Angela Lee Duckworth, a psychologist at the University of Pennsylvania best known for her TED talk “The Power of Passion and Perseverance,” defines grit as “passion and perseverance for very long term goals.” Contrary to popular belief, research shows that talent doesn’t actually make you gritty. Grit is usually unrelated, and in some cases inversely related, to measures of talent. Duckworth suggests that sticking with your future, treating life like a marathon and not a sprint, is a clear-cut way to achieving success. See the TED Talk here: https://www.youtube.com/watch?v=H14bBuluwB8
Resilience, on the other hand, is a little more nuanced. Broadly, resilience refers to a dynamic process that involves adapting positively to stressors, or “bouncing back” in the face of adversity. The ability to respond productively to family and relationship problems, financial difficulties, workplace conflicts, or other significant sources of stress involves profound personal growth, and empowers you to improve your life along the way.
Before we jump into some tips and tricks, let’s talk about the growth mindset. Carol Dweck, a psychologist at Stanford University, proposes that a growth mindset is the best way to develop grit and resilience, through the belief that the ability to learn can change with effort. In other words, failure isn’t a fixed condition. Dweck’s research has found that four key factors influence levels of grit and resilience:
Here are 5 key ways you can develop grit and resilience to build a growth mindset.
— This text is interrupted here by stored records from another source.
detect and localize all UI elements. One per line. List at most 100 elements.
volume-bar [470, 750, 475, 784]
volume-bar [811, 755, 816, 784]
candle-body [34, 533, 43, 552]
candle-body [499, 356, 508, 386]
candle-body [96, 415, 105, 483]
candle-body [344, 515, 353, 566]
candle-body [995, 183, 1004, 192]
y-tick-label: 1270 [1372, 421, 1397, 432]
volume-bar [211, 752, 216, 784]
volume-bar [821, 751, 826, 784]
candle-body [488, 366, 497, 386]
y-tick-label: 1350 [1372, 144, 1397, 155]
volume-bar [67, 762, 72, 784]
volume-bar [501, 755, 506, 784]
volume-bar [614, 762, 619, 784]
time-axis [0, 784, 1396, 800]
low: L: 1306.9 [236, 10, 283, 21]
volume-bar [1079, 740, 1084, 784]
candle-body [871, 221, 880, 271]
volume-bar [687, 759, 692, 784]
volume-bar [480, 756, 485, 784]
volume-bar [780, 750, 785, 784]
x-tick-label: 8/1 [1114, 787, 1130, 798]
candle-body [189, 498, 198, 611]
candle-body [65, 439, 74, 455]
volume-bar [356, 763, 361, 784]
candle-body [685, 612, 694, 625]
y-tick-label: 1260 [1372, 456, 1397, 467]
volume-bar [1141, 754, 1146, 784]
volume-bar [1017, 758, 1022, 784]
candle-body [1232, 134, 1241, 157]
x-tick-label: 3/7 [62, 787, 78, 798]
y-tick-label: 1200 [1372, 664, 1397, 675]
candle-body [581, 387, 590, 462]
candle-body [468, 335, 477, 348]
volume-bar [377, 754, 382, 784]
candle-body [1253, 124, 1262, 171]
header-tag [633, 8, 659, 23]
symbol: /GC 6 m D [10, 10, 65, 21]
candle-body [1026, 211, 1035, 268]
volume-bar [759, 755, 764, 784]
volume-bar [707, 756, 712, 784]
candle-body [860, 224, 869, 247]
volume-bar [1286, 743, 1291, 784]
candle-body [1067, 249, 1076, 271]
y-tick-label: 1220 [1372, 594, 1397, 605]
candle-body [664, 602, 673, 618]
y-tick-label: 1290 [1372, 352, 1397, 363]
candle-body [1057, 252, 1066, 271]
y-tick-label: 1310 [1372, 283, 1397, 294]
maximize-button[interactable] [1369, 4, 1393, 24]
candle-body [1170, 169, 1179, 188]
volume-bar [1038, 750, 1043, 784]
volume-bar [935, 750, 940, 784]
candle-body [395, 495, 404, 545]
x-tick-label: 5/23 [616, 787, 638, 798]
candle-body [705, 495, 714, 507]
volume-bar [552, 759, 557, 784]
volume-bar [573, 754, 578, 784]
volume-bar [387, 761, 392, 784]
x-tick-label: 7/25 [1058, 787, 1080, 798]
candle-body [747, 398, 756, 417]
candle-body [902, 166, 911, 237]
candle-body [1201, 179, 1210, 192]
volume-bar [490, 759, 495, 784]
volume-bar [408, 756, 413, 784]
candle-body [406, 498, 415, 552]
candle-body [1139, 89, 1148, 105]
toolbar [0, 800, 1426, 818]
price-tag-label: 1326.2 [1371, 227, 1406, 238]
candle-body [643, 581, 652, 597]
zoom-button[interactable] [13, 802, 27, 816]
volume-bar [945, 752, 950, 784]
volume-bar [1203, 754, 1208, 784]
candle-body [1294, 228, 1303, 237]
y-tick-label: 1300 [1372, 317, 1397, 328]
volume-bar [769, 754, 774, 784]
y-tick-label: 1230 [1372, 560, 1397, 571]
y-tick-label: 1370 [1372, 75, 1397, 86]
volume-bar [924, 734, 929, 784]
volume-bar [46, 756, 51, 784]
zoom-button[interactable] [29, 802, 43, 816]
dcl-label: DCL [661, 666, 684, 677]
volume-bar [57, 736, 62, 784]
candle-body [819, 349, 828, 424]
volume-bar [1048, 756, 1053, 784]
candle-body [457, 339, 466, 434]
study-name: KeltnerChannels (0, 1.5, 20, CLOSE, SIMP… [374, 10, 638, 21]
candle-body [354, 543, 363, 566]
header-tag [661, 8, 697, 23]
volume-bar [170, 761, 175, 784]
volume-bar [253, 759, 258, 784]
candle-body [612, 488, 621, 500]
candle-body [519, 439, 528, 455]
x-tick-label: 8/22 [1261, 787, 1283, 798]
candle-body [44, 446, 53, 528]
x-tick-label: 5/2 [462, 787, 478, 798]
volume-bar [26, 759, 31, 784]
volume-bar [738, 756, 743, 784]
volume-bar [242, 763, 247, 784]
While praising and rewarding effort is certainly important, perhaps even more significant is the ability to acknowledge the process that led to your success. Parsing through the details of your hard work might seem tedious at first, but this kind of scrutiny enables you to identify which steps helped you achieve your goal, and which steps need to be modified in the future.
Critical feedback, weather from a supervisor, employee, or even a family member, is often quite uncomfortable. For those looking to develop grit and resilience, it is essential to find useful nuggets of information embedded in these kinds of critical messages, and use them to improve performance. If you find that feedback you’ve been given is poorly phrased or worded, try distancing yourself from your initial emotional response and ask for clarification. Once you’ve taken some time to understand the feedback, make an effort to follow up. This indicates that you’re invested in the process of self-improvement and have taken the time to come up with strategies to help you improve.
After a tough day in the field, it’s hard to keep going; you’re probably exhausted and are suffering from a lack of motivation. In these moments of distress and exhaustion, resilience can be built. During hard times it’s certainly necessary to validate your emotions, but it’s also important to promote self-growth by asking “What can I do to solve this problem?” If it seems like the problem is too big to tackle at once, break it down into smaller, more manageable pieces or ask a friend or coworker to help. Taking initiative to solve these problems is a valuable reminder that you can summon purpose throughout even the most stressful moments.
Thinking about your purpose in life seems like a daunting task. As it turns out, you don’t need to have a spiritual revelation or embark on a year-long retreat to determine how you want to make a mark on this world. Simply pursuing your passion can help you identify the value-drivers that will enable you to cultivate a sense of meaning in your daily life; these can be things like contributions to society, belonging to a community, status and relevance. Knowing your “why” can make everything you do that much more meaningful.
As the world has evolved, humans have become more productive, and life seems to have become much busier as a result. Between meetings, presentations, training and seminars it may seem like there’s hardly any time to rest and recharge. Amidst the seemingly nonstop commotion of everyday life, it’s more important than ever to take a moment to pause and reflect on all that you’ve achieved. While consistent learning is essential in developing a growth mindset, it is equally necessary to take a moment of pause or else risk job burnout, a special type of work-related stress that can occur in those who don’t maintain a sustainable work-life balance.
At the end of the day, a growth mindset encourages individuals to perceive challenges as opportunities to learn, rather than insurmountable obstacles.